Azure Portal や Office 365 への通信は、ExpressRoute のみでは完結しません

[サマリー]

  • ExpressRoute の Microsoft Peering を構成すれば、Azure や Office 365 (要個別承認) の Public IP に対して閉域網で通信できます。
  • ただし、Azure Portal や Office 365 宛の通信は ExpressRoute のみでは完結せず、一部は Internet 宛の通信が必要です。
  • Proxy や Azure Firewall 等で URL フィルターはできますが、ACL や NSG のように IP でフィルターすることはできません。

[詳細]

Azure Portal や Office 365 にアクセスをする際に F12 や Fiddler トレースをとれば明らかなように、単一のページを表示するだけでも裏では多量の通信先へアクセスが行われています。Azure Portal は様々な REST API を叩いて各種リソースの情報を呼び出して表示をしていますが、どのブレード (ページ) を開くかによって REST API も様々ですし、アイコン等は Azure 外の CDN 上でホストされていることもあり、通信先は ExpressRoute でアクセスできる Public IP だけではありません。

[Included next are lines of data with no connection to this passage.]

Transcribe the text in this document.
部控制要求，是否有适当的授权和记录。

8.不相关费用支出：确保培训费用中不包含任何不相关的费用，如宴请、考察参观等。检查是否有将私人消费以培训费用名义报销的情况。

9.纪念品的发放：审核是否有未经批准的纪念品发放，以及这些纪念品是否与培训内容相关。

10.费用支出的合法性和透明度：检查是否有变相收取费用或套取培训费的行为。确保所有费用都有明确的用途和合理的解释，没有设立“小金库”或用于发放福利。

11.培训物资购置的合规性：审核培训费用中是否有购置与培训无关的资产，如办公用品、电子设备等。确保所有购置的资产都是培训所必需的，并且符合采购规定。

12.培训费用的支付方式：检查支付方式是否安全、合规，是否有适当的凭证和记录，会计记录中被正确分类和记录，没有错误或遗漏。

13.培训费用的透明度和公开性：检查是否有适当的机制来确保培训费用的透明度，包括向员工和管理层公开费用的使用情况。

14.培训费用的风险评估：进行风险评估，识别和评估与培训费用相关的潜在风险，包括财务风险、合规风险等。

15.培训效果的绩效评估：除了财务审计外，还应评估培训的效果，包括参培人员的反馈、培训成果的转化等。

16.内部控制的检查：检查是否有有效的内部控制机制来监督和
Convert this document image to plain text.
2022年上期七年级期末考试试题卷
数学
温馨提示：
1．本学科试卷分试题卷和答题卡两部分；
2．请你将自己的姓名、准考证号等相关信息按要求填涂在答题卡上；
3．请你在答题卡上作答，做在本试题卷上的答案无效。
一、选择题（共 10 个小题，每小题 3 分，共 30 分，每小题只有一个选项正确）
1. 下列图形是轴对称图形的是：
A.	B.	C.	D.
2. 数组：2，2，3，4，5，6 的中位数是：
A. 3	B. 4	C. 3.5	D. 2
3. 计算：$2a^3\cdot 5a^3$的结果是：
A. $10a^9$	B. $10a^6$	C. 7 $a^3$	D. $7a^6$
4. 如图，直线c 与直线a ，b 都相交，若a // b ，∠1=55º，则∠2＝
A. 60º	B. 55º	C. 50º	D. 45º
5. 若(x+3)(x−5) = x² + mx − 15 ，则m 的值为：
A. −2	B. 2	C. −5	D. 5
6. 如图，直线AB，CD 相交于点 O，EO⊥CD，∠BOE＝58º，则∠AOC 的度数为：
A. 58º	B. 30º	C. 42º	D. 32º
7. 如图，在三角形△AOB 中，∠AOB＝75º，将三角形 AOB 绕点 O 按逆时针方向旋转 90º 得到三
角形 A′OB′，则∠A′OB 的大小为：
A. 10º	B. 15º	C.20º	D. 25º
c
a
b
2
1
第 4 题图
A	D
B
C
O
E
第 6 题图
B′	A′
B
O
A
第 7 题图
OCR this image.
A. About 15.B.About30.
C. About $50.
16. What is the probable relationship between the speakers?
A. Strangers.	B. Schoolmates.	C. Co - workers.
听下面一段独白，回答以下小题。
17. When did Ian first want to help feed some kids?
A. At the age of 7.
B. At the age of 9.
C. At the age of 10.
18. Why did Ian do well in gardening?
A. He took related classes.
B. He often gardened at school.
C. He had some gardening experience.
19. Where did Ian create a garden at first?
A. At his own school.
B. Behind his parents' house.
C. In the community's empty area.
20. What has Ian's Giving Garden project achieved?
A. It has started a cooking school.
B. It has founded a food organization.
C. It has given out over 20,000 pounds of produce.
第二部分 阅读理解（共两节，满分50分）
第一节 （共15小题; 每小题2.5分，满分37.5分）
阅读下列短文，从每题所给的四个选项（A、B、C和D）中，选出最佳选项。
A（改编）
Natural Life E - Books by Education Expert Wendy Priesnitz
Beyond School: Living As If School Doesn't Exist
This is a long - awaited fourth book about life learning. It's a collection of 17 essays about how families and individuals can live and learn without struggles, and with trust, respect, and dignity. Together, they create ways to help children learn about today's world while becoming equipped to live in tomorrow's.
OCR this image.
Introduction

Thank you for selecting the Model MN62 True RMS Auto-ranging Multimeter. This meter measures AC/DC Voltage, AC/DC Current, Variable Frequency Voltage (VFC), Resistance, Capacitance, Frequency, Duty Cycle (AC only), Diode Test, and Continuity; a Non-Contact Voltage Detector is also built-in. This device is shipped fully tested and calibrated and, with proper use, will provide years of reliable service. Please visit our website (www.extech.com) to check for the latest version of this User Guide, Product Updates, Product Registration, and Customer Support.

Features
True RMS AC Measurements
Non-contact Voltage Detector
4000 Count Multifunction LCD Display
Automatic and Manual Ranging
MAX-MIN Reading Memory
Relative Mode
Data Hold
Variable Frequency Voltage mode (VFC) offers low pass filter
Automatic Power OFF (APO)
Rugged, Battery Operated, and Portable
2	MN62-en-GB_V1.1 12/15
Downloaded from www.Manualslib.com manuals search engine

このため、完全閉域で Internet に一切アクセスできない環境からは、Azure Portal 等へアクセスをすることはできません。

なお、Proxy や Azure Firewall 等で URL フィルターをしている場合には、以下のブログやドキュメントに記載の URL を許可してあげることで概ね解決できるかと思います。(IP は変動する可能性もあり非公開のため、ACL や NSG で IP フィルターにて制御することはできません。)

※「概ね」と書いているのは、Azure Portal は毎日のように実装が変わるものであり、新機能が追加された際に通信先が追加される可能性も十分考えられるからです。

また、Office 365 については、以下のドキュメントやリンク先の RSS / JSON / PAC ファイルに、ER の疎通可否 (ER 列の「はい / いいえ」)、URL / IP / Port などが詳しくまとまっています。上記 Azure の場合と同様に、ワイルドカード指定で IP 未記載のものもありますので、ACL や NSG で IP フィルターを行うことはできないものと認識しましょう。

あと、Azure AD Connect の通信も、証明書の失効確認等で Azure 外のエンドポイントと通信するらしいので、ExpressRoute だけでは完結しないとのことです。

IP も FQDN も変動するおそれがありますし、ぶっちゃけ管理工数がバカにならないので、法規制があるような場合を除いては Internet 宛の通信を制限しない方が良いと思います。